Six years ago when we covered “Summertime ’06” on RR, writer Zach Gase described Vince Staples as “wise beyond his years” at only 22 years old. Well damn, he’s 28 years old now (happy born day was July 2nd), so how sage must he be on his self-titled album? Well for one he was wise enough to work with Kenny Beats for the second release in a row. I often think that Kenny works with rappers he can outshine behind the boards, but with Staples he’s well met by a lyricist with something to say that doesn’t rely on pitch corrected vocals to say it. Secondly Staples is an old school stalwart from the Gary Grice mold who believes you should keep it “half short and twice strong.” He was 22 back then, and the length of his last album and “Vince Staples” are also 22 now. Maybe for Staples everything peaks at 22.
“Greener grasses/made it out, don’t make shit for the masses” quips Vince on “The Shining,” showing that he’s rolling deep on these 22’s. Staples may have been closely associated with Odd Future in his early days, but he’s carved out a lane entirely his own. Tyler the Creator has a cult of personality that makes him larger than life, but Vince Staples shrinks his ego down and says “I do this for me, not for you.” The listener is being directly challenged on “Are You With That?” You meet him on his turf. “Had to fight, for my life, took them hits in stride.” His Compton and North Long Beach roots left him scarred, but also left him reflective on what it took to achieve all that he has in his 20’s.
There’s an almost whimsical, carnival ride quality to the instrumental, which is punctuated by sounds like pinballs bouncing on steel pipes and the typical Kenny Beats bass bottom. The only bad thing about this song, like so many Vince Staples songs, is that he sets a mood that leaves you vibing and then pulls the rug out from under you in only a couple of minutes.

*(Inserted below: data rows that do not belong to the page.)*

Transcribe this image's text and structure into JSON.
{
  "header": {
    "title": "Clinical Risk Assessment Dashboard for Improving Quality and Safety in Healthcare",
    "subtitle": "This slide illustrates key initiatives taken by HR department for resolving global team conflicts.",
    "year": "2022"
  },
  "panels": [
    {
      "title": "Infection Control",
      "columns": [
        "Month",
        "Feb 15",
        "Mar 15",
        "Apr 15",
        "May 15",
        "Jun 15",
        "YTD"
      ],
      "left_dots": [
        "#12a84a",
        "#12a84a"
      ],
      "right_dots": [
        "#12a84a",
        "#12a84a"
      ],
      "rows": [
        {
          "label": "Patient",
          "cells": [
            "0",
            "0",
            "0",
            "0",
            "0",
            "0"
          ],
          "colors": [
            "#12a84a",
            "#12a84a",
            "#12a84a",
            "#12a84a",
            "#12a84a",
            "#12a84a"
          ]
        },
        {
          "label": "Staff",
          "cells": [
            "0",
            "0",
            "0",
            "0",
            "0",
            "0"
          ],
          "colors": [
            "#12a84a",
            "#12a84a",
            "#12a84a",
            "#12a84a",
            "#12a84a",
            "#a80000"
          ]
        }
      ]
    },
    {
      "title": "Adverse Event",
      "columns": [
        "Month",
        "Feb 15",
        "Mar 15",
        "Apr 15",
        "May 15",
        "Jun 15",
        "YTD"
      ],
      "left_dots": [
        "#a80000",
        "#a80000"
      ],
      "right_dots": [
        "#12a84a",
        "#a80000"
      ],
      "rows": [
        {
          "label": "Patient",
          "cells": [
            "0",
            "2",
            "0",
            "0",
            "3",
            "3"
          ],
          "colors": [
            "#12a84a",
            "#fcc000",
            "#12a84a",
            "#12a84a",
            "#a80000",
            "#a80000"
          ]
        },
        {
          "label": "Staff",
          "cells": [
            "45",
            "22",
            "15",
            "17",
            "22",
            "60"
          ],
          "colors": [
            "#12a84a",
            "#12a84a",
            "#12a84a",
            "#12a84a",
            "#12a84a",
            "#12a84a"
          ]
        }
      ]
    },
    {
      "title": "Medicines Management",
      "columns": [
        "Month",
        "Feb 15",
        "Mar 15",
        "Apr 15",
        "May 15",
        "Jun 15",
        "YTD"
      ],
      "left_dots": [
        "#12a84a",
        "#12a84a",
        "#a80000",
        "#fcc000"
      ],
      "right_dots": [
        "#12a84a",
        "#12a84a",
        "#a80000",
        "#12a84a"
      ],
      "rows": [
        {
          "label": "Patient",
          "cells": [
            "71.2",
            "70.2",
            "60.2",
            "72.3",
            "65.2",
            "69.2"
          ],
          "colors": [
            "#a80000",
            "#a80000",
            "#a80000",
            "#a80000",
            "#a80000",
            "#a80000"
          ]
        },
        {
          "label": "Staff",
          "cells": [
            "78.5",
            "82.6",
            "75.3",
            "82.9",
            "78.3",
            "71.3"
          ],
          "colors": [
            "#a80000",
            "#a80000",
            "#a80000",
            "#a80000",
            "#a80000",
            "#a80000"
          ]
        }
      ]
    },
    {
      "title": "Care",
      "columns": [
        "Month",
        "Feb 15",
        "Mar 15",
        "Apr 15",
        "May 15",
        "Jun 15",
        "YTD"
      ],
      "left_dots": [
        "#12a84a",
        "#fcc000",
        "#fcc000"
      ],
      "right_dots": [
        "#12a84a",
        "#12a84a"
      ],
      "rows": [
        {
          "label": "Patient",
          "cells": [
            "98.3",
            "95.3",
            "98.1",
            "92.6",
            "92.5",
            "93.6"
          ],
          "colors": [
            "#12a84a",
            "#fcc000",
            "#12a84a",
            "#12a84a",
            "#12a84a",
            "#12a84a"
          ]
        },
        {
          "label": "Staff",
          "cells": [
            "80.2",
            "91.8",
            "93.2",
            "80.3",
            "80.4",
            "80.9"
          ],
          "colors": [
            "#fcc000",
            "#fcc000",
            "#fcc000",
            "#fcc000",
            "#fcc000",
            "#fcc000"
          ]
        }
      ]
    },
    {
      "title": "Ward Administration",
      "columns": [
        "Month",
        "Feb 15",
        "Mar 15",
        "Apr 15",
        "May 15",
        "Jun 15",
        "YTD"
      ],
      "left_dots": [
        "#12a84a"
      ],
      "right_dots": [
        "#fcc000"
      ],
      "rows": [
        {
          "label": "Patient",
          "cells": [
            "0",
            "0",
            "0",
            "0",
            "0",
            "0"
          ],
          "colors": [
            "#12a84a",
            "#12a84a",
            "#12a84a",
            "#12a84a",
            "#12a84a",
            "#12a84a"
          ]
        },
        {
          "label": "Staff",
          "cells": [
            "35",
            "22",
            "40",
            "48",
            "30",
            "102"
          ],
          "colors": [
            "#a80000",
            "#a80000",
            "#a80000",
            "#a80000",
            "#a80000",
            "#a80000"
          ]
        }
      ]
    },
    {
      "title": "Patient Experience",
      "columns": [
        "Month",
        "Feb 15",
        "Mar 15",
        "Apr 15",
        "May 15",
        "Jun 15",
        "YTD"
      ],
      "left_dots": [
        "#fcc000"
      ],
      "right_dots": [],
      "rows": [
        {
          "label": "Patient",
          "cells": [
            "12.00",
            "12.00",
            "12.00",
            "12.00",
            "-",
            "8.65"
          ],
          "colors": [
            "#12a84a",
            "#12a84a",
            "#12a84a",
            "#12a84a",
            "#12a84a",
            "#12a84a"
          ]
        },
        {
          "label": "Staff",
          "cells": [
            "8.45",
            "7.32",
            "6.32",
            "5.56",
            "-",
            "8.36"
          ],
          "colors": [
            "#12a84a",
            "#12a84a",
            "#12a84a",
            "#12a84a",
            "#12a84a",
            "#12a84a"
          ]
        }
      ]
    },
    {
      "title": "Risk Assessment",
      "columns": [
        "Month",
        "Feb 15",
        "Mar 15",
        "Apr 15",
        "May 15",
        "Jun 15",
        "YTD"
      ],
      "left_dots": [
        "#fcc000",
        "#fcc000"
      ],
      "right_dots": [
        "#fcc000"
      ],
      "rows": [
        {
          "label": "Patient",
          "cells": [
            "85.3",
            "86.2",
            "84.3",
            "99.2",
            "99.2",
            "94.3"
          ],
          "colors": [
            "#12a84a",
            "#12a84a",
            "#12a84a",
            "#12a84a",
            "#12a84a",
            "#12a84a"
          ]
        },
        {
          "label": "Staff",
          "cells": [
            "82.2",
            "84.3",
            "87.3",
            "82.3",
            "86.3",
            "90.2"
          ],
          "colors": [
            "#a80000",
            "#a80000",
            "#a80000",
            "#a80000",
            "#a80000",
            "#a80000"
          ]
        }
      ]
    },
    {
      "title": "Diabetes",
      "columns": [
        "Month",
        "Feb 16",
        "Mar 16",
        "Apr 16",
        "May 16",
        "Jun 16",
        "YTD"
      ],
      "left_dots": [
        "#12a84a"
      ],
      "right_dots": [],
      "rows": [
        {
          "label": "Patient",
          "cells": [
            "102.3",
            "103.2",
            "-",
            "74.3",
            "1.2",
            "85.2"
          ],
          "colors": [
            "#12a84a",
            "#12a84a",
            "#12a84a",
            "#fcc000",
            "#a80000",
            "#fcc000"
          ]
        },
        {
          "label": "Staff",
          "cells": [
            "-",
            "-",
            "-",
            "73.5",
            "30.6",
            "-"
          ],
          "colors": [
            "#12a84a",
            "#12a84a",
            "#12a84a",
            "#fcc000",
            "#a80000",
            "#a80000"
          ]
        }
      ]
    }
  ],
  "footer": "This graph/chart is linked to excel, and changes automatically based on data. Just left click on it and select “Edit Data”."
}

Some of the tracks aren’t even songs at all, like “Lakewood Mall” or “The Apple & The Tree.” They are more like snippets of life captured on a pocket recorder.
I have to imagine a lot of “Vince Staples” listeners will be searching online for instrumental versions and extended versions of songs like “Taking Trips” just to prolong the experience. “I ain’t gon’ like, she only want me cause I’m money touch.” I think Staples is selling himself short there, but you have to appreciate a self-aware successful young rapper, one who knows that even those closest to you may just be leeching off you or riding your coattails. That’s why songs like “Take Me Home” hit the feels so hard. Even if you didn’t come from where Staples came from or grew up the way he did, you can understand what he means when he says “Been all across this atlas but keep coming back to this place ’cause it trapped us.” He gets his world across to you through the music.
“When it’s quiet out I hear the sounds of those who rest in peace.” Those are the kind of words that will haunt you if you’re paying attention to Vince Staples for long enough, but the good news is that he’s very easy to pay attention to. It’s hard to miss a word that he says. Either because of the incredibly short length, or his great attention to detail, or the Kenny Beats production (or all of the above) “Vince Staples” is a must listen. He was wiser than his years at 22, now he’s wiser than his peers too.